Jarczow Jewish Cemetery
Jarczów was founded as a private town in 1755 under the Magdeburg Law. Jews have lived there since the founding of the town. The synagogue complex was located just behind the northwest corner of the market. In 1886, 328 Jews lived among 386 inhabitants (87% of the total population), and in 1921, there were 208 Jews among 956 inhabitants (22% of the total population). During World War II, the Germans destroyed the buildings of the synagogue complex and, after the war, the ruins were pulled down. In 1942, the Germans deported the Jews to the death camp in Bełżec.

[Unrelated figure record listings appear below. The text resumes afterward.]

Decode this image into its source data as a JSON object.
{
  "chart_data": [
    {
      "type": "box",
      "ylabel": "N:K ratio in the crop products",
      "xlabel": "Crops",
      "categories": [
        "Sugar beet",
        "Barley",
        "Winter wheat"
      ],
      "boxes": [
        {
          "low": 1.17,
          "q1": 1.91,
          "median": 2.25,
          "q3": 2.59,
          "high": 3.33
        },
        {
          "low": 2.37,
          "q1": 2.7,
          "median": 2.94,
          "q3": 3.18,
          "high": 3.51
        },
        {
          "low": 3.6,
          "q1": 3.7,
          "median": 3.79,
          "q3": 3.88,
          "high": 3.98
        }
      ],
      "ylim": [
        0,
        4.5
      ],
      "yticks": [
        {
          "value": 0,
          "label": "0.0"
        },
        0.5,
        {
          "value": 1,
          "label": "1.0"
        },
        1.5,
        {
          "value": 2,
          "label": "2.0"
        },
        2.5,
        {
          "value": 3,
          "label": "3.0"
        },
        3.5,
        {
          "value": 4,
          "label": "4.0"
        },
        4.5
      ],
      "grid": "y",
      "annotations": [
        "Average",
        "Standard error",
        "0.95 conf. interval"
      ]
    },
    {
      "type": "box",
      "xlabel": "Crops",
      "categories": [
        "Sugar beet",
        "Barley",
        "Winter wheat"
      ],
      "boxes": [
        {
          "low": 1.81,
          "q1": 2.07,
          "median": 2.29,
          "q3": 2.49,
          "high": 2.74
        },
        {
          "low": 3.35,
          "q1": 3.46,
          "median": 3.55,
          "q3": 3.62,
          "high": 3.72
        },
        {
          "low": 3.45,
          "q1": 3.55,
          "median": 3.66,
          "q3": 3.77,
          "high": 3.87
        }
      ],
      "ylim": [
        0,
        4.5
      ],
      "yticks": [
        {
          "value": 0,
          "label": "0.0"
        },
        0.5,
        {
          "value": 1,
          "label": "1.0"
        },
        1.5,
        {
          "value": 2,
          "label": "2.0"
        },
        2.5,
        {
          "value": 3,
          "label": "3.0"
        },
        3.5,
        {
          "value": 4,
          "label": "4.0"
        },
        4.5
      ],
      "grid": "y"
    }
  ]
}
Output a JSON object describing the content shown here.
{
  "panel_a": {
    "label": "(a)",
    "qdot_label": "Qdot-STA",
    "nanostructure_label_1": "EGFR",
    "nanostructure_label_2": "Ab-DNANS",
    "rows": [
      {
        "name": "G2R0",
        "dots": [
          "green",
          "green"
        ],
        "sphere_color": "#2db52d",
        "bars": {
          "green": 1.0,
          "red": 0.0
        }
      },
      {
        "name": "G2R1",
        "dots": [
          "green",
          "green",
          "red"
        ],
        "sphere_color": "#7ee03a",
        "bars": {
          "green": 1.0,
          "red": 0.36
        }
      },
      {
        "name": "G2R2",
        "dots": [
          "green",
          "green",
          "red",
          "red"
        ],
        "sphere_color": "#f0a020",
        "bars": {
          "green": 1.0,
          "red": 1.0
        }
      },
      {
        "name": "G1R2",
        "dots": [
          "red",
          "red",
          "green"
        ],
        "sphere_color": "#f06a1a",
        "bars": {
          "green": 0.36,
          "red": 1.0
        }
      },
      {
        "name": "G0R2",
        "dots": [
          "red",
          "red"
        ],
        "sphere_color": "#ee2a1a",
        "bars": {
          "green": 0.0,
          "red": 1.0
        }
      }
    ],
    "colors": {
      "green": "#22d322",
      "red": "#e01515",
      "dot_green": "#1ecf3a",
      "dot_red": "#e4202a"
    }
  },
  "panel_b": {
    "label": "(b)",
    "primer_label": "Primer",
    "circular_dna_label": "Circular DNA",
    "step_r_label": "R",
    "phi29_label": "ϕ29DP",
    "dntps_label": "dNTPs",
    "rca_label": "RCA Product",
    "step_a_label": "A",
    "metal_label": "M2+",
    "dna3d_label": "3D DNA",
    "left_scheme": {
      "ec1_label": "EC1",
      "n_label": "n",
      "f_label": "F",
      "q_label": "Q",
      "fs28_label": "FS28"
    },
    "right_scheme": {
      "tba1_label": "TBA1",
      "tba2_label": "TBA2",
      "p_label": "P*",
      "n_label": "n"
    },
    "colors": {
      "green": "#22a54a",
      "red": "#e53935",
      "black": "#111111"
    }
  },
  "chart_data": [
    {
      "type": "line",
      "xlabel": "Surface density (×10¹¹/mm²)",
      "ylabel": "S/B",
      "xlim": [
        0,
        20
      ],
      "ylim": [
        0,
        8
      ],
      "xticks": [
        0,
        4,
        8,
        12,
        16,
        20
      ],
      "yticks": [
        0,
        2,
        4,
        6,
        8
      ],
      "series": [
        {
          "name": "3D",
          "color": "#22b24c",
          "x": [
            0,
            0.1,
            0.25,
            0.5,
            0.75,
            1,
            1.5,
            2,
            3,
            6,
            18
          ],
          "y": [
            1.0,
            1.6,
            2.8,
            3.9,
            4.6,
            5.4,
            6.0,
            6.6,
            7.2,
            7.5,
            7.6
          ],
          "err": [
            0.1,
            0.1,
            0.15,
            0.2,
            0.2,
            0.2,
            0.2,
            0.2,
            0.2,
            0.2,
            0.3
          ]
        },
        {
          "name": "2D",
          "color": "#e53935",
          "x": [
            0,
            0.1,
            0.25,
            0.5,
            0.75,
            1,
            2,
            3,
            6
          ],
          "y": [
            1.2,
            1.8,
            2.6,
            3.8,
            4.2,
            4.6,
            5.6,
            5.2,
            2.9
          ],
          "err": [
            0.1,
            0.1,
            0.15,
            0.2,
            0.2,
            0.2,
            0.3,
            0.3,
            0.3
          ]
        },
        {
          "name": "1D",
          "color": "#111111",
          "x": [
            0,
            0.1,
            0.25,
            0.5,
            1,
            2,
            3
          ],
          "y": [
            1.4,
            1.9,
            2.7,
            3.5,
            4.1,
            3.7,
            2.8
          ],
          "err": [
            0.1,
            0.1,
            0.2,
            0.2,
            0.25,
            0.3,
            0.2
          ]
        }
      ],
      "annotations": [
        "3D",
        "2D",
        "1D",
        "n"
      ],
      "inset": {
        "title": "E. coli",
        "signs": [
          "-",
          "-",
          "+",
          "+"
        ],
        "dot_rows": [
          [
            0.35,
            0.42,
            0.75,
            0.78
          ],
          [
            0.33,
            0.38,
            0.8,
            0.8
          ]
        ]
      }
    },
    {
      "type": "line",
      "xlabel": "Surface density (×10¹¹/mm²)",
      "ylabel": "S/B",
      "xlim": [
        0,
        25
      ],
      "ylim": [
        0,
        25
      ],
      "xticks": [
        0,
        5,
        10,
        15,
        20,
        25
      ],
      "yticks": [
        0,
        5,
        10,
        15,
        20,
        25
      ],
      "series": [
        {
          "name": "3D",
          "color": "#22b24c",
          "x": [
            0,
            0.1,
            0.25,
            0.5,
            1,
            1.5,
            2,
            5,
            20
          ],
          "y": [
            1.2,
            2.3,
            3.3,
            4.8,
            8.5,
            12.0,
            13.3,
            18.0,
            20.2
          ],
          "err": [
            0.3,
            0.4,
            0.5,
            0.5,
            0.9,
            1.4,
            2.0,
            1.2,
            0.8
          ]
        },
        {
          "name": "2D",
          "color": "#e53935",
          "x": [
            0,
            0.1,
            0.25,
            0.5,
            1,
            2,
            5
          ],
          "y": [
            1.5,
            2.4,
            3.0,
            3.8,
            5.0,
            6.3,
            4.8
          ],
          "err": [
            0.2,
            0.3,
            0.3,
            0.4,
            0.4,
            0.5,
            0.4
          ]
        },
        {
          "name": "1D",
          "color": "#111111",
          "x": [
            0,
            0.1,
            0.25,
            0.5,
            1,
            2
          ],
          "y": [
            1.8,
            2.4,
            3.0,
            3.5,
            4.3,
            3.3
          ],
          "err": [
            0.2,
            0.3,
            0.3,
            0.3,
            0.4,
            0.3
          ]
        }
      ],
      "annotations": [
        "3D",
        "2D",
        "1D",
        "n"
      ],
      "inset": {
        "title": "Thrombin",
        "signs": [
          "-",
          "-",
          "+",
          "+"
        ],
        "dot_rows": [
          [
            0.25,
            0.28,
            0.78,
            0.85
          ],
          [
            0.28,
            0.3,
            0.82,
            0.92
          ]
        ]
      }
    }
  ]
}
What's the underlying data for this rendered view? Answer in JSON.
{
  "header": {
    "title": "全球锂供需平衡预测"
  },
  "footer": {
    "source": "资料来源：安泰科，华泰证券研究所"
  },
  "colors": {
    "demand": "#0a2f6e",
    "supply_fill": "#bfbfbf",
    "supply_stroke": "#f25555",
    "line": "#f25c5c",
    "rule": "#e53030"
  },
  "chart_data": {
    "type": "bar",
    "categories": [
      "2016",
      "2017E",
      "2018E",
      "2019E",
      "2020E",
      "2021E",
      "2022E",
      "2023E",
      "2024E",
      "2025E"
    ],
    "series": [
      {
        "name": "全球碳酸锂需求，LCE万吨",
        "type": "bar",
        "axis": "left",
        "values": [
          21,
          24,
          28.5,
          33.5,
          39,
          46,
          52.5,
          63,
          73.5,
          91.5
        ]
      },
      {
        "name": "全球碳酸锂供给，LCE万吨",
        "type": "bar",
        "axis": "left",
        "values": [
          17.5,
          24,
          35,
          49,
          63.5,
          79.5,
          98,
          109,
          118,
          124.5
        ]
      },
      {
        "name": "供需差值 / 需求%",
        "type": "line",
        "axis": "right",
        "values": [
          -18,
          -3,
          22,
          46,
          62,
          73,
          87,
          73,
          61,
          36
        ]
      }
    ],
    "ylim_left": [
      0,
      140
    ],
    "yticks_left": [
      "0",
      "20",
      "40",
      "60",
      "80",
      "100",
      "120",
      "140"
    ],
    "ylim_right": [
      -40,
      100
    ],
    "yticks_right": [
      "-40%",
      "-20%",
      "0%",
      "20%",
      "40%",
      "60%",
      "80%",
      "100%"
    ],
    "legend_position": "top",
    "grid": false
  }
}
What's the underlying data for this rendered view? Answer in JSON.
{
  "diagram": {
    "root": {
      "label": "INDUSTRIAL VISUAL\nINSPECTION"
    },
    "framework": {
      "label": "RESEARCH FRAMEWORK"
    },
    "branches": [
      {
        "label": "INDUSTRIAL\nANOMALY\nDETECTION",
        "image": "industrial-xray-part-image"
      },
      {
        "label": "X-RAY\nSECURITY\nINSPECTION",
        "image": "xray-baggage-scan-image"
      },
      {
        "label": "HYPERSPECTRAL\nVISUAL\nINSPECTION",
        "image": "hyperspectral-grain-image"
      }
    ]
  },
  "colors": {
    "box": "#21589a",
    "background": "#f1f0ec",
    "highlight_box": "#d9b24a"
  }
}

The cemetery was likely established just after the town was founded and was located about 300 metres southwest of the market square, among the fields. It was gradually expanded over the years and, in the second half of the 19th century, it covered an area of 1 morga (approximately 0.56 hectares (ha)). During World War II, the Germans destroyed the cemetery, and the tombstones were used to reinforce the roads. Today, the original 18th-century remains of the cemetery, which covers a quadrilateral-shaped plot of land with an approximate area of 0.06 ha, are visible. The cemetery is moreover covered with trees and there are more than a dozen fragmented limestone and sandstone tombstones. The oldest matzevah is dates to approximately 1760–1780. The other part of the cemetery is used as arable land. The boundaries of the cemetery are imperceptible. So far, two matzevot were removed from the streets, one of which was mounted on the wall at the church square, and the other of which was placed in the cemetery.